A possible way to reduce both bias and variance is to consider more data points, or to increase the considered training examples. I guess you only mean the bias of the model itself, but bias can also occur during the data collection. As an example, dMRI tractography is often used to estimate structural connections between brain areas, but quantitative measures of connectivity based on the streamline distribution in the brain such as density, average length and spatial extent (volume) are biased by erroneous streamlines produced by tractography algorithms. I guess finding a way to reduce this bias would be one method of decreasing the bias without changing the model itself.
I think the most popular example of decreasing bias is in the regression problem. Linear regression draws the line that minimizes square error, but it is seldom the case that the error is zero. But if you have an n-th order polynomial, where n is the number of data points, you should have a bias of zero. Thus, as you increase the order of the polynomial, bias is decreased.

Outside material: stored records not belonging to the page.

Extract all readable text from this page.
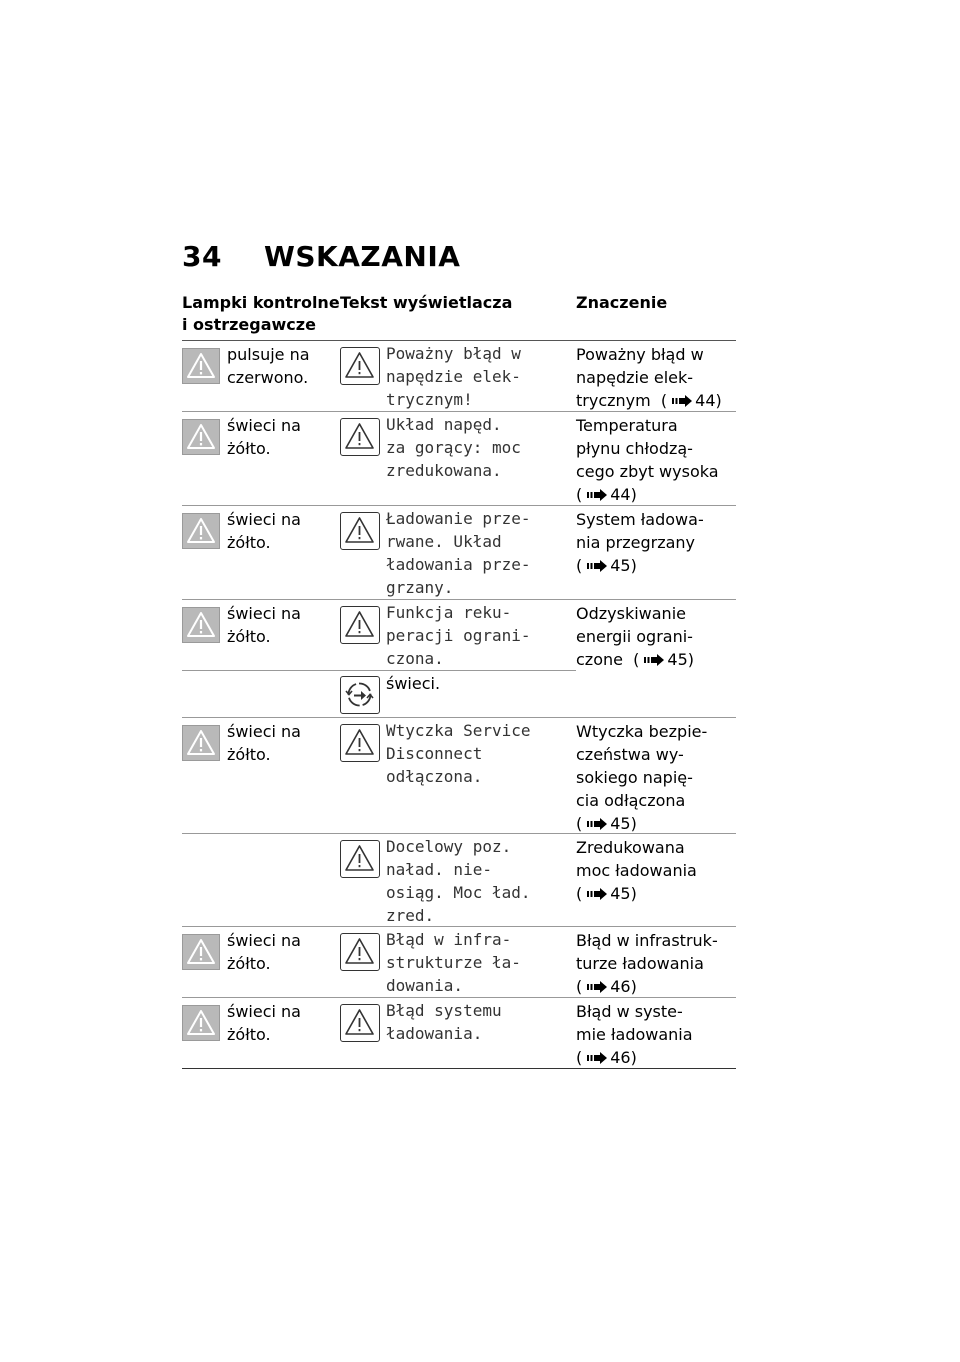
34 WSKAZANIA
Lampki kontrolne
i ostrzegawcze
Tekst wyświetlacza	Znaczenie
pulsuje na
czerwono.
Poważny błąd w
napędzie elek-
trycznym!
Poważny błąd w
napędzie elek-
trycznym  ( 44)
świeci na
żółto.
Układ napęd.
za gorący: moc
zredukowana.
Temperatura
płynu chłodzą-
cego zbyt wysoka
( 44)
świeci na
żółto.
Ładowanie prze-
rwane. Układ
ładowania prze-
grzany.
System ładowa-
nia przegrzany
( 45)
świeci na
żółto.
Funkcja reku-
peracji ograni-
czona.
świeci.
Odzyskiwanie
energii ograni-
czone  ( 45)
świeci na
żółto.
Wtyczka Service
Disconnect
odłączona.
Wtyczka bezpie-
czeństwa wy-
sokiego napię-
cia odłączona
( 45)
Docelowy poz.
naład. nie-
osiąg. Moc ład.
zred.
Zredukowana
moc ładowania
( 45)
świeci na
żółto.
Błąd w infra-
strukturze ła-
dowania.
Błąd w infrastruk-
turze ładowania
( 46)
świeci na
żółto.
Błąd systemu
ładowania.
Błąd w syste-
mie ładowania
( 46)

For an vivid example, here is a video that supplements mrjiaruiwang's explanation. (Ignore all unfamiliar terms, just focus on how the speaker drew the plot to illustrate the relationship.) http://youtu.be/rW0B8o7JtFk?list=PLD0F06AA0D2E8FFBA and http://youtu.be/W0NLs-A6hhQ?list=PLD0F06AA0D2E8FFBA
On Tuesday we discussed decreasing bias by being less precise. With Kmeans, we could increase K. Are there other ways or examples of decreasing bias outside of changing the model being used?